Professor Stephen Pattison, secretary of Theology Religious Studies UK, said:
“In Protestant, especially evangelical, Christianity upon which white America was built, the Bible is not just a book to be revered and obeyed, but also a symbol of identity. Donald Trump is trying to affirm his authority by publicly seizing and displaying the Bible, thus appealing to his core supporters and implicitly to the authority of God.
“His religious critics are appalled. They see this as an unwarranted misuse of the Bible which they see as on the side of the poor and oppressed, especially black people, who they see Trump as ignoring and oppressing. If the message of the Bible is to respect and liberate those who experience injustice, Trump has annexed and abused it to justify his own position. This is all the more painful as Trump is not known for his personal Christian commitment or devotion.”
Dr Andrew Davies, reader in the public understanding of religion at Birmingham University, said:
“Using the Bible for a photo opportunity was offensive in and of itself, but the angry reaction was compounded by the context of Mr Floyd’s murder and the subsequent outcry.
“For Christians, and especially the black majority churches, the Bible is a fundamentally liberative text. They acknowledge its capacity as a tool of oppression, and that it has been abused to promote all kinds of social evil down the centuries, but believe its central message is one of love rather than hate, justice rather than judgment.
“Many church leaders see President Trump’s use of the Bible at St John’s, Washington, as incendiary in its own right, irrespective of the context of these events in the middle of a national crisis and immediately following a speech that many of them saw as tone-deaf, rejecting the deep hurts and anger of their communities out of hand and responding with anger when a modicum of empathy would have made all the difference.
“But the offence was made all the deeper because of the circumstances of his appearance at the church (uninvited, unannounced, and requiring the prior, aggressive removal of legitimate and peaceful protesters from the location), because the Bible clearly was not his own (he seems to have held it upside down) and was being pressed into service for political purposes at a religious site in a time of national distress.

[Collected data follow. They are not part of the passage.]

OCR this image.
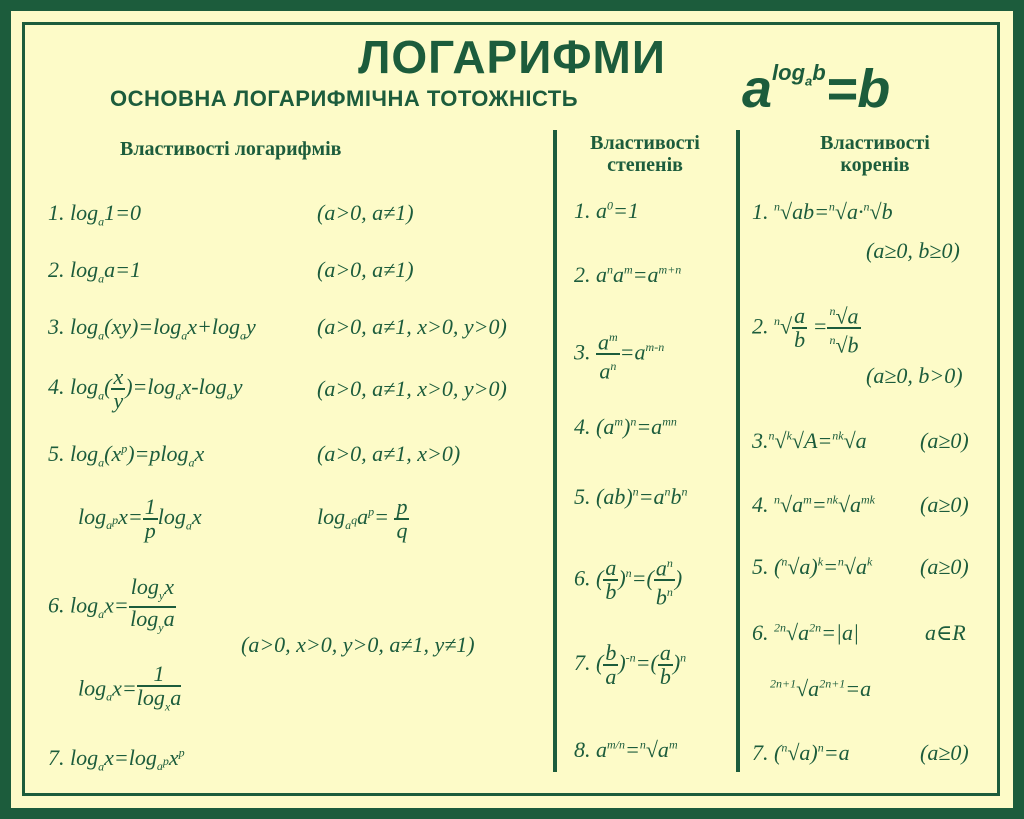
ЛОГАРИФМИ
ОСНОВНА ЛОГАРИФМІЧНА ТОТОЖНІСТЬ	$a^{log_ab}=b$
Властивості логарифмів	Властивості
степенів
Властивості
коренів
1. $\log_a1=0$	(a>0, a≠1)
2. $\log_aa=1$	(a>0, a≠1)
3. $\log_a(xy)=\log_ax+\log_ay$	(a>0, a≠1, x>0, y>0)
4. $\log_a( \frac{x}{y} )=\log_ax-\log_ay$	(a>0, a≠1, x>0, y>0)
5. $\log_a(x^p)=plog_ax$	(a>0, a≠1, x>0)
$\log_{a^p}x= \frac{1}{p} \log_ax$	$\log_{a^q}a^p= \frac{p}{q}$
6. $\log_ax= \frac{\log_yx}{\log_ya}$
(a>0, x>0, y>0, a≠1, y≠1)
$\log_ax= \frac{1}{\log_xa}$
7. $\log_ax=\log_{a^p}x^p$
1. $a^0=1$
2. $a^na^m=a^{m+n}$
3. $\frac{a^m}{a^n} =a^{m-n}$
4. $(a^m)^n=a^{mn}$
5. $(ab)^n=a^nb^n$
6. ( $\frac{a}{b} )^n=( \frac{a^n}{b^n}$ )
7. ( $\frac{b}{a} )^{-n}=( \frac{a}{b} )^n$
8. $a^{m/n}=^n√a^m$
1. $^n$√ab=$^n$√a·$^n$√b
(a≥0, b≥0)
2. $^n√ \frac{a}{b} = \frac{^n√a}{^n√b}$
(a≥0, b>0)
3.$^n$√$^k$√A=$^{nk}$√a (a≥0)
4. $^n√a^m=^{nk}√a^{mk}$ (a≥0)
5. $(^n√a)^k=^n√a^k$ (a≥0)
6. $^{2n}√a^{2n}=|a|$	a∈R
$^{2n+1}√a^{2n+1}=a$
7. $(^n√a)^n=a$	(a≥0)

“Most significantly they object because Trump holding the Bible up like a placard at a political convention implies that it endorses his hardline message on law and order, when many of them would see the Bible’s central message to be much more one of hope, inclusion, acceptance and the possibility of repentance and change, and indeed endorses him. Increasingly America’s Evangelicals are just starting to think that the rhetoric doesn’t match the reality.”